Quack, quack, whoops!
A red-faced village cricket team have blamed a "dodgy wicket" after 10 of their batsmen were out for a duck and the last man was left stranded on nought.
Goldsborough 2nds went into bat against table-topping Dishforth in North Yorkshire's Nidderdale Amateur League knowing they would be in for a tough game.
But they expected at least one of their batsmen to trouble the scorers.
Goldsborough did escape the ignominy of finishing their innings on zero, thanks to five extras from the generous Dishforth bowlers, who removed their opponents inside 12 overs.
They were also spared the title of English cricket's worst-ever side, thanks to Midlands team Shepstone, who were all out for four extras in 1931.
Goldsborough chairman Henry Webster did his best to defend his players, saying: "It was a very, very dodgy wicket.
"When Dishforth came in to bat, they only needed six but they were 0 for two at one point - and we dropped two catches as well.

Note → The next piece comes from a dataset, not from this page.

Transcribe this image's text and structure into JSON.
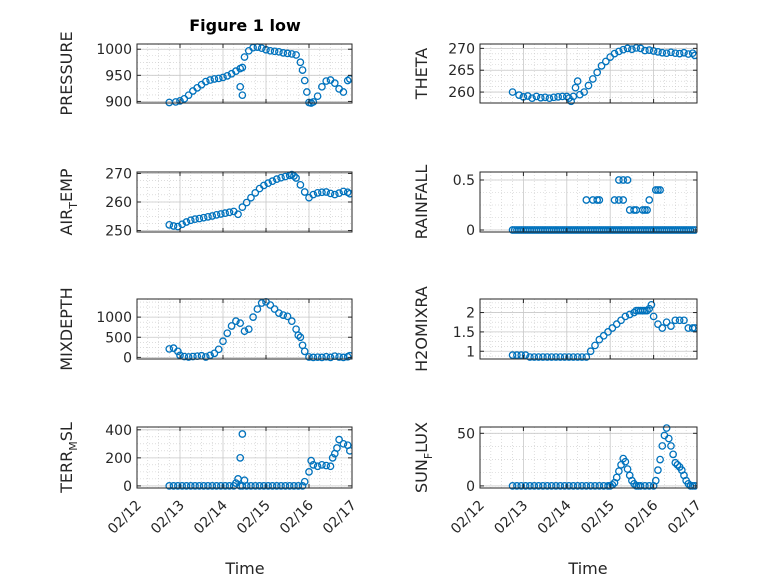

It could have been nought for four."
What he failed to mention was that Dishforth put their worst batsmen in first to try to give their beleaguered rivals a sporting chance - taking seven balls to wrap up an eight-wicket win.
Goldsborough captain Peter Horseman was a little more realistic, admitting: "It was surreal and embarrassing.
It's not something we're proud of but we have to look on the funny side of it
Goldsborough chairman Henry Webster
"We almost got a run but the batsman turned it down because he'd just been hit on the foot the ball before."
Horseman's opposite number, Steve Wilson said: "If I hadn't seen it I wouldn't have thought it was possible."
Gavin Hardisty was the pick of the Dishforth bowlers, finishing with figures of 7-0, while Gary Lawson was the game's top scorer with five.
Chairman Webster refused to be disheartened by the performance, adding: "This team were 210-2 a few weeks ago. They can bat. One of the players hit 109 not out. They really are not that bad.
"It's not something we're proud of but we have to look on the funny side of it."
And England thought they had problems.